When you have a system under heavy I/O load, the first step is to look at each of the partitions and identify which partition is getting the heaviest I/O load. Say, for instance, that I have a database server and the database itself is stored on /dev/sda3. If I see that the bulk of the I/O is coming from there, I have a good clue that the database is likely consuming the I/O. Once you figure that out, the next step is to identify whether the I/O is mostly from reads or writes.
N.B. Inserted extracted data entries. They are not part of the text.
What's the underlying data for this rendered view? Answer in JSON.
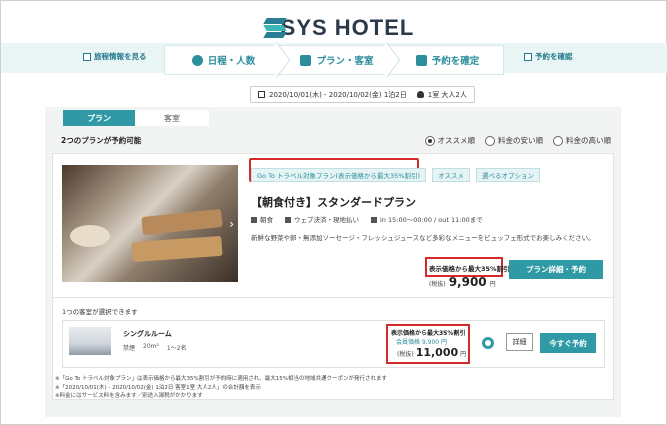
{
  "brand": {
    "name": "SYS HOTEL"
  },
  "stepbar": {
    "left_link": "旅程情報を見る",
    "right_link": "予約を確認",
    "steps": [
      {
        "label": "日程・人数"
      },
      {
        "label": "プラン・客室"
      },
      {
        "label": "予約を確定"
      }
    ]
  },
  "search": {
    "dates": "2020/10/01(木) - 2020/10/02(金) 1泊2日",
    "guests": "1室 大人2人"
  },
  "tabs": [
    {
      "label": "プラン",
      "active": true
    },
    {
      "label": "客室",
      "active": false
    }
  ],
  "results": {
    "count_text": "2つのプランが予約可能"
  },
  "sort": {
    "options": [
      "オススメ順",
      "料金の安い順",
      "料金の高い順"
    ],
    "selected": "オススメ順"
  },
  "plan": {
    "tags": [
      "Go To トラベル対象プラン(表示価格から最大35%割引)",
      "オススメ",
      "選べるオプション"
    ],
    "title": "【朝食付き】スタンダードプラン",
    "meals": "朝食",
    "payment": "ウェブ決済・現地払い",
    "checkin": "in 15:00～00:00 / out 11:00まで",
    "description": "新鮮な野菜や卵・無添加ソーセージ・フレッシュジュースなど多彩なメニューをビュッフェ形式でお楽しみください。",
    "discount_note": "表示価格から最大35%割引",
    "tax_label": "(税抜)",
    "price": "9,900",
    "yen": "円",
    "detail_button": "プラン詳細・予約"
  },
  "room_section": {
    "count_text": "1つの客室が選択できます"
  },
  "room": {
    "name": "シングルルーム",
    "smoking": "禁煙",
    "size": "20m²",
    "capacity": "1～2名",
    "discount_note": "表示価格から最大35%割引",
    "member_label": "会員価格",
    "member_price": "9,900",
    "tax_label": "(税抜)",
    "price": "11,000",
    "yen": "円",
    "detail_button": "詳細",
    "book_button": "今すぐ予約"
  },
  "notes": [
    "※「Go To トラベル対象プラン」は表示価格から最大35%割引が予約時に適用され、最大15%相当の地域共通クーポンが発行されます",
    "※「2020/10/01(木) - 2020/10/02(金) 1泊2日 客室1室 大人2人」の合計額を表示",
    "※料金にはサービス料を含みます／別途入湯税がかかります"
  ],
  "colors": {
    "accent": "#2f9aa6",
    "highlight": "#d42a2a"
  }
}
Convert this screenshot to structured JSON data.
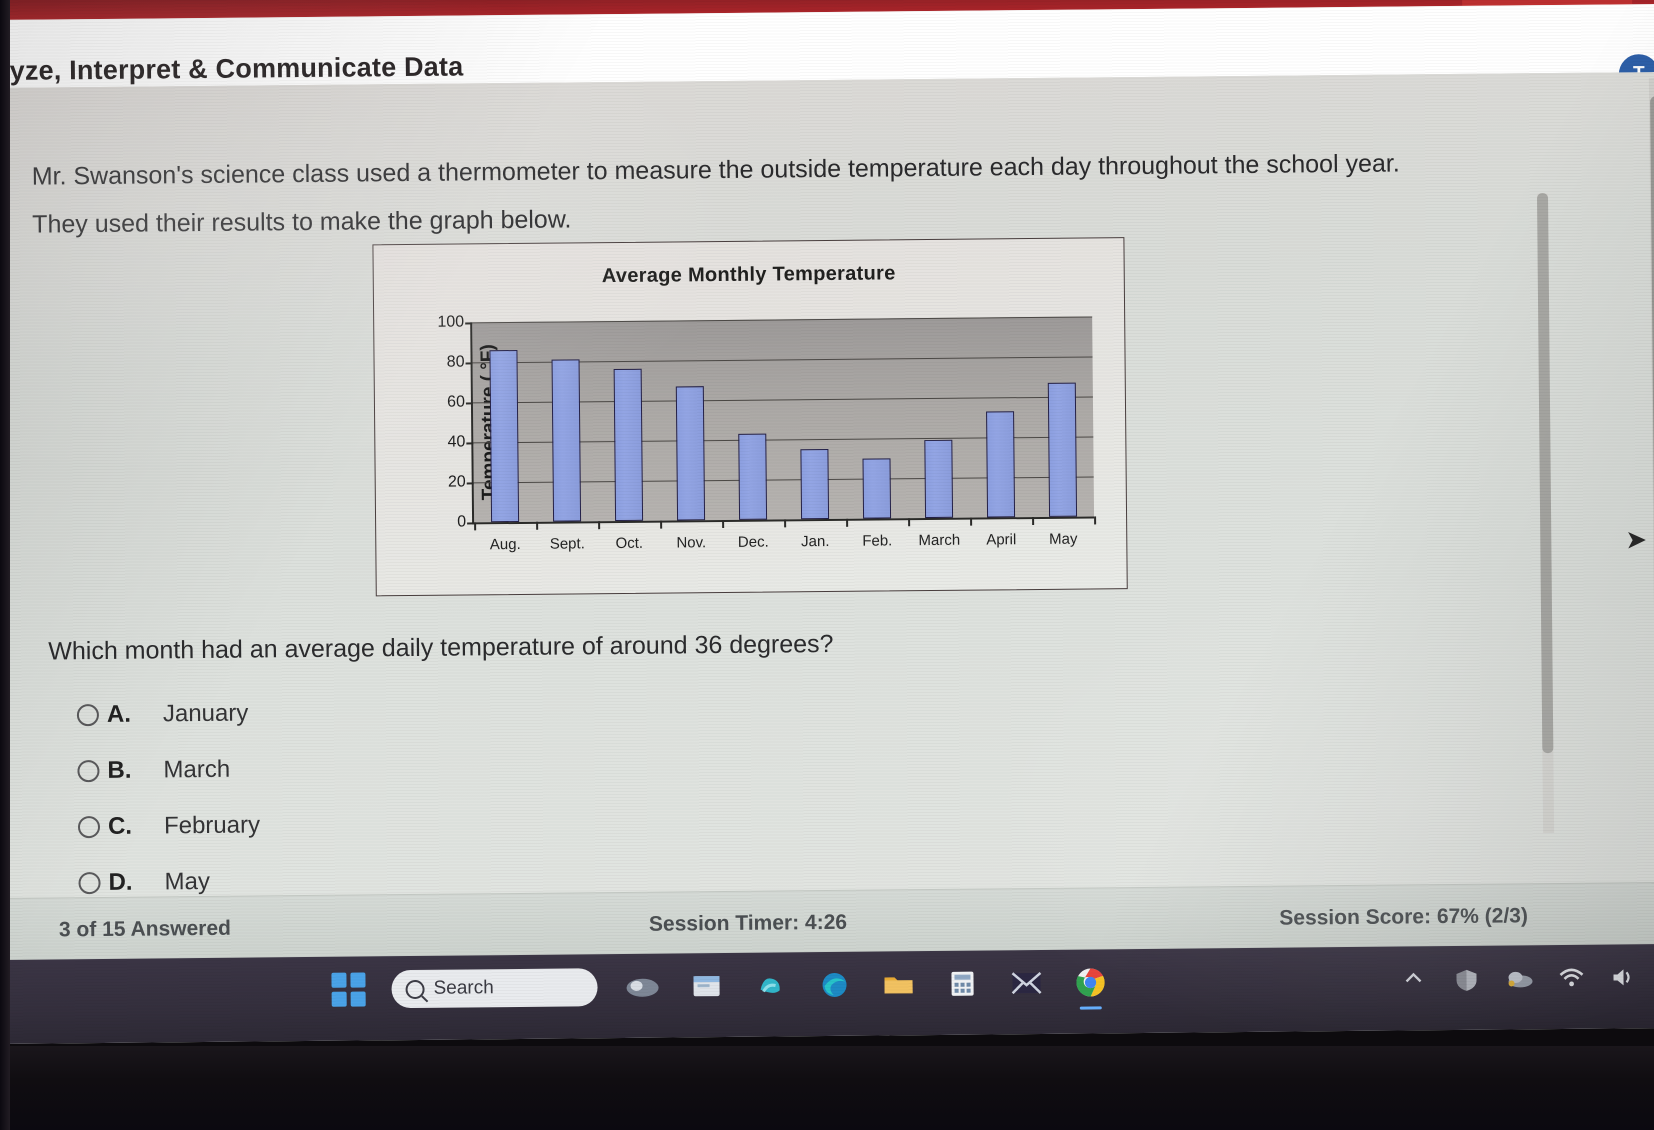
{
  "browser": {
    "tab_accent": "#b4262c"
  },
  "header": {
    "title": "alyze, Interpret & Communicate Data",
    "avatar_initial": "T"
  },
  "main": {
    "prompt_line1": "Mr. Swanson's science class used a thermometer to measure the outside temperature each day throughout the school year.",
    "prompt_line2": "They used their results to make the graph below.",
    "question": "Which month had an average daily temperature of around 36 degrees?",
    "options": [
      {
        "letter": "A.",
        "text": "January",
        "selected": false
      },
      {
        "letter": "B.",
        "text": "March",
        "selected": false
      },
      {
        "letter": "C.",
        "text": "February",
        "selected": false
      },
      {
        "letter": "D.",
        "text": "May",
        "selected": false
      }
    ]
  },
  "chart_data": {
    "type": "bar",
    "title": "Average Monthly Temperature",
    "xlabel": "",
    "ylabel": "Temperature ( °F)",
    "ylim": [
      0,
      100
    ],
    "yticks": [
      0,
      20,
      40,
      60,
      80,
      100
    ],
    "grid": true,
    "legend": "none",
    "bar_color": "#8fa1e2",
    "plot_bg": "#a9a6a3",
    "categories": [
      "Aug.",
      "Sept.",
      "Oct.",
      "Nov.",
      "Dec.",
      "Jan.",
      "Feb.",
      "March",
      "April",
      "May"
    ],
    "values": [
      86,
      81,
      76,
      67,
      43,
      35,
      30,
      39,
      53,
      67
    ]
  },
  "footer": {
    "answered": "3 of 15 Answered",
    "timer": "Session Timer: 4:26",
    "score": "Session Score: 67% (2/3)"
  },
  "taskbar": {
    "search_placeholder": "Search",
    "icons": [
      "start-icon",
      "search-icon",
      "widgets-icon",
      "file-explorer-icon",
      "copilot-icon",
      "edge-icon",
      "folder-icon",
      "calculator-icon",
      "mail-icon",
      "chrome-icon"
    ],
    "tray": [
      "chevron-up-icon",
      "defender-icon",
      "onedrive-icon",
      "wifi-icon",
      "volume-icon"
    ]
  }
}
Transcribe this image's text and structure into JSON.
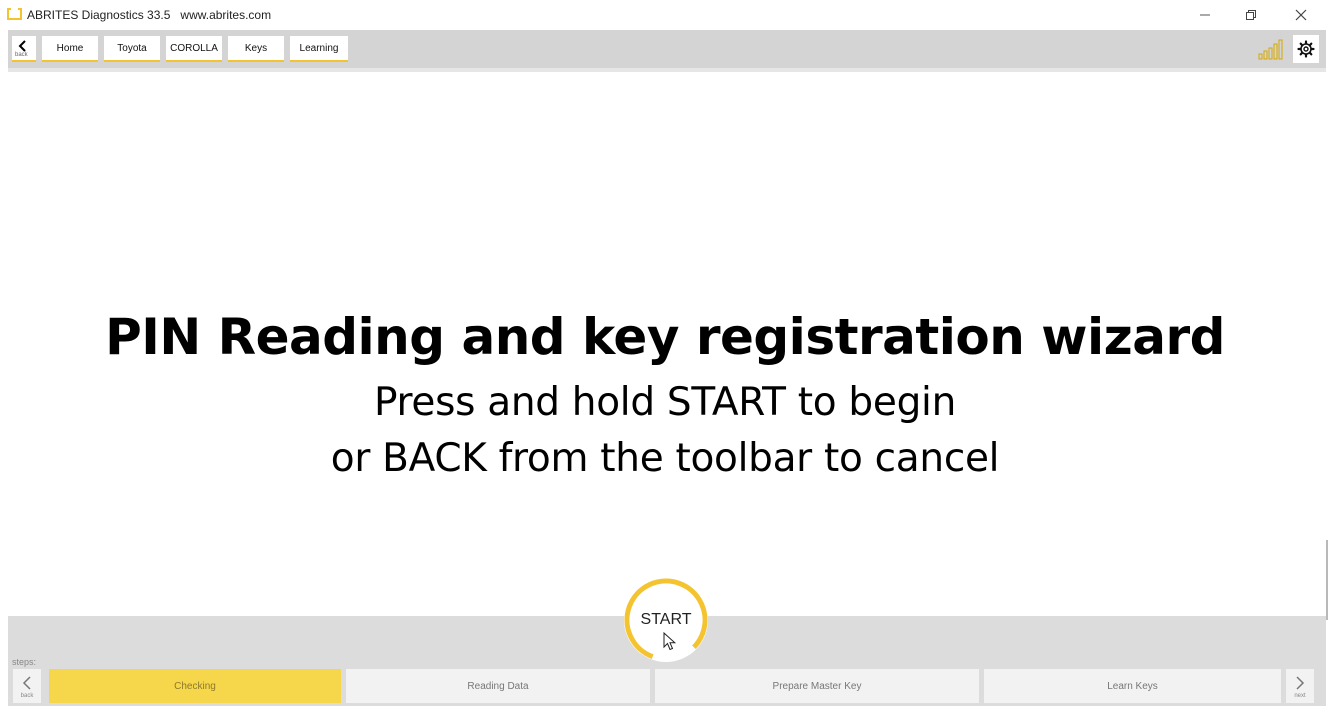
{
  "window": {
    "title": "ABRITES Diagnostics 33.5   www.abrites.com",
    "controls": [
      "minimize-icon",
      "restore-icon",
      "close-icon"
    ]
  },
  "toolbar": {
    "back_label": "back",
    "breadcrumbs": [
      "Home",
      "Toyota",
      "COROLLA",
      "Keys",
      "Learning"
    ],
    "icons": [
      "signal-strength-icon",
      "gear-icon"
    ]
  },
  "main": {
    "title": "PIN Reading and key registration wizard",
    "line1": "Press and hold START to begin",
    "line2": "or BACK from the toolbar to cancel"
  },
  "footer": {
    "start_label": "START",
    "steps_label": "steps:",
    "prev_label": "back",
    "next_label": "next",
    "steps": [
      "Checking",
      "Reading Data",
      "Prepare Master Key",
      "Learn Keys"
    ],
    "active_step": "Checking"
  },
  "colors": {
    "accent": "#f4c430",
    "active_step": "#f6d64b",
    "toolbar_bg": "#d4d4d4",
    "footer_bg": "#dcdcdc"
  }
}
Let’s say that I suspect that a backup job is causing the increase in I/O. Since the backup job is mostly concerned with reading files from the file system and writing them over the network to the backup server, I could possibly rule that out if I see that the bulk of the I/O is due to writes, not reads.
Note: Auto-Refresh iostat
You will probably have to run iostat more than one time to get an accurate sense of the current I/O on your system. If you specify a number on the command line as an argument, iostat will continue to run and give you new output after that many seconds. For instance, if I wanted to see iostat output every two seconds, I could type sudo iostat 2. Another useful argument to iostat if you have any NFS shares is -n. When you specify -n, iostat will give you I/O statistics about all of your NFS shares.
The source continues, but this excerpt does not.